The determination of whether a case is “exceptional” under the attorney fee-shifting provision of The Patent Act is left to a broad discretion of the District Court.
In two slip opinions rendered April 29, 2014, SCOTUS addressed issues regarding awarding attorneys fees under 35 U.S.C. § 285 to prevailing parties in “exceptional” patent infringement cases. Under 35 U.S.C. § 285, a District Court is authorized to award attorney’s fees to prevailing parties in “exceptional cases.” The CAFC had used a Brooks Furniture standard defining an “exceptional case as one which involves “material inappropriate conduct” or is both “objectively baseless” and “brought in subjective bad faith.” Under the Brooks Furniture standard, an exceptional case must be established by clear and convincing evidence.
In the opinion delivered by Justice Sotomayor, the Court, in a 9-0 decision, construed the term “exceptional” in its plain and ordinary meaning and held that exceptional means “uncommon,” “rare,” and “not ordinary.” The Court held that the CAFC has applied too rigid of a standard in determining whether a case is an exception case and rejected the Brooks Furniture standard.
According to Justice Sotomayor, the § 285 statute is “patently clear” and imparts flexibility on the District Court to decide whether a case is exceptional. Octane, slip op. at 7. “[A]n ‘exceptional’ case is simply one that stands out from others with respect to the substantive strength of a party’s litigating position (considering both the governing law and the facts of the case) or the unreasonable manner in which the case was litigated.” Id. at 7-8. Therefore, the intent of the statute only requires that the litigation present either subjective bad faith or exceptionally meritless claims.

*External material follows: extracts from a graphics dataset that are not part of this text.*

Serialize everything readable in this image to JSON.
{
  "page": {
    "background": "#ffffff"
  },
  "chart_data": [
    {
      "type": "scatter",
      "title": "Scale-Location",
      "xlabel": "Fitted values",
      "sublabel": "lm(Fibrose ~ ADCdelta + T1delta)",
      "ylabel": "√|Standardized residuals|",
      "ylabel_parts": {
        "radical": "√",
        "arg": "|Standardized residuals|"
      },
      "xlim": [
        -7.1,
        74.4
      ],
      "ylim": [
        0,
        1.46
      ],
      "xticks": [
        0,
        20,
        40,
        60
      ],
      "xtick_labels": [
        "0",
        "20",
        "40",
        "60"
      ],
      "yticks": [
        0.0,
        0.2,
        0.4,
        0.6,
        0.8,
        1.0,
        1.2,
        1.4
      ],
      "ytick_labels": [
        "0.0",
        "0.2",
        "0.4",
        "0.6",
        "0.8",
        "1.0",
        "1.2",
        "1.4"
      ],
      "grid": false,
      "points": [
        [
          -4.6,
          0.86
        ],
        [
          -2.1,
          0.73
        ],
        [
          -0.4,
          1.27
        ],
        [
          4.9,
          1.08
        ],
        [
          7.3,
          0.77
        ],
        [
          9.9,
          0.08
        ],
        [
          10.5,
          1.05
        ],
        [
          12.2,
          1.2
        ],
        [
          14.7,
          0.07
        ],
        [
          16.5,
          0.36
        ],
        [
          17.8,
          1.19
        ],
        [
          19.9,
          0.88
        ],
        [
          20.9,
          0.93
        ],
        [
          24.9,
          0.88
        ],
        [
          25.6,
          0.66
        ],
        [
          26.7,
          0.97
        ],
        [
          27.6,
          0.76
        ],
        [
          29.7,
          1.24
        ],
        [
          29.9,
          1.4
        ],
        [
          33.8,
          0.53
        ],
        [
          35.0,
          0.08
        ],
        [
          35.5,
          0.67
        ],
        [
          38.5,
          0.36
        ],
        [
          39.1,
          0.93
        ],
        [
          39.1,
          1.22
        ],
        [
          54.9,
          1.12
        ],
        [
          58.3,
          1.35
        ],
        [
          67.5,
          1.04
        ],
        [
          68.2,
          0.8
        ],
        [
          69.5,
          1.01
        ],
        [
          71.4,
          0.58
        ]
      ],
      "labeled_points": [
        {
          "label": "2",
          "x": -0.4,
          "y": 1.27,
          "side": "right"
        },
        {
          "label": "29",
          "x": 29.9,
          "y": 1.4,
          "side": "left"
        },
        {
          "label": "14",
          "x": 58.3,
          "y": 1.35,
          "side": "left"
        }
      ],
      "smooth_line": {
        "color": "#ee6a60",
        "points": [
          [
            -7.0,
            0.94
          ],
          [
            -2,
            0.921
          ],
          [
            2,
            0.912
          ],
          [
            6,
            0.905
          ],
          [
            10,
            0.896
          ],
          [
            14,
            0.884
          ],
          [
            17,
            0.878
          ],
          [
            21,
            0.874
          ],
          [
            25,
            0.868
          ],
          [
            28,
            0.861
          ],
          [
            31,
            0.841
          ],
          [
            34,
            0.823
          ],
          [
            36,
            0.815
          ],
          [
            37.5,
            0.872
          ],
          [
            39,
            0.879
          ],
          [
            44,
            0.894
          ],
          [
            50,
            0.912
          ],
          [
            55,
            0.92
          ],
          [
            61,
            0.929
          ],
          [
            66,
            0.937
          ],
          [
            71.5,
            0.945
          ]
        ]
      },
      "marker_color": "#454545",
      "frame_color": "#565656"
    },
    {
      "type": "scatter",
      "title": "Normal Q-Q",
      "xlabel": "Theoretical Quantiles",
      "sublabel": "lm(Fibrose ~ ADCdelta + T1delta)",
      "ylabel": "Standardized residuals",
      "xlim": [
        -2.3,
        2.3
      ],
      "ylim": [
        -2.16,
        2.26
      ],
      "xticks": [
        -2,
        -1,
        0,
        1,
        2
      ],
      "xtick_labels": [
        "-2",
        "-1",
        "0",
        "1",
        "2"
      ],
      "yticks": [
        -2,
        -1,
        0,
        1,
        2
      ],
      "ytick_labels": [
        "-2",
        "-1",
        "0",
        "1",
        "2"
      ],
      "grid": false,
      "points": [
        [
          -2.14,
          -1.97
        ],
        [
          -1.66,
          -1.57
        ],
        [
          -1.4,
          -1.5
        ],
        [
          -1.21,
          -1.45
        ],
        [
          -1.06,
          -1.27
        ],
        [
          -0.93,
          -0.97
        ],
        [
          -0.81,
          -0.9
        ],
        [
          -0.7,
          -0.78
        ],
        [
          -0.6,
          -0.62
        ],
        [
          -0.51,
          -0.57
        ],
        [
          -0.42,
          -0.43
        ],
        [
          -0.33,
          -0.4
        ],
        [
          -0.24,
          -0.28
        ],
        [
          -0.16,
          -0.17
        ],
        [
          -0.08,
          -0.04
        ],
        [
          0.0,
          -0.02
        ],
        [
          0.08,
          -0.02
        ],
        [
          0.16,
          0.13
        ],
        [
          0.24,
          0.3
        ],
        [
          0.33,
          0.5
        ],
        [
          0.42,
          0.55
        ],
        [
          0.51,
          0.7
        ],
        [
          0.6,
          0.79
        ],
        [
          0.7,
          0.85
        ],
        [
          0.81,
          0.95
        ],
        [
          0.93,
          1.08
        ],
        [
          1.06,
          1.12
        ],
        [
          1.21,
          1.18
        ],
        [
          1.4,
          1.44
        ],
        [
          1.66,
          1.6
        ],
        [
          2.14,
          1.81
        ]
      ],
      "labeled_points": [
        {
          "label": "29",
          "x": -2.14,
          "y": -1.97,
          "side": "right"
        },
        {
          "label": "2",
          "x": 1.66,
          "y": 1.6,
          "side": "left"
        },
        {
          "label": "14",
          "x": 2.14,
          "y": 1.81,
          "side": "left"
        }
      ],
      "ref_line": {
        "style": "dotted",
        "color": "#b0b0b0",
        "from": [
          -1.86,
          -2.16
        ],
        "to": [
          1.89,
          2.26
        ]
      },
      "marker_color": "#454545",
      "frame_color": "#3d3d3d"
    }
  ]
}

Additionally, the Court held that a preponderance of the evidence standard is the appropriate standard to use to establish entitlement of fees, rather than a clear and convincing evidence standard. Id. at 11.
Reversed and Remanded
In this opinion, also delivered by Justice Sotomayor, the Court used the Octane case as precedent to unanimously hold that “an appellate court should apply an abuse-of-discretion standard in reviewing all aspects of a district court’s § 285 determination.” Highmark, slip op. at 5.
Vacated and Remanded
Note: The holdings in these cases, relaxing the standard required for district courts to determine whether a case is “exceptional” may aid in thwarting certain “patent trolls” from asserting patent claims that are meritless or brought in bad faith. Stay tuned to see how these rulings affect the litigation process, the legislative process regarding patent reform, and if the holdings will actually send the trolls back under the bridge or if the trolls will just find another way out.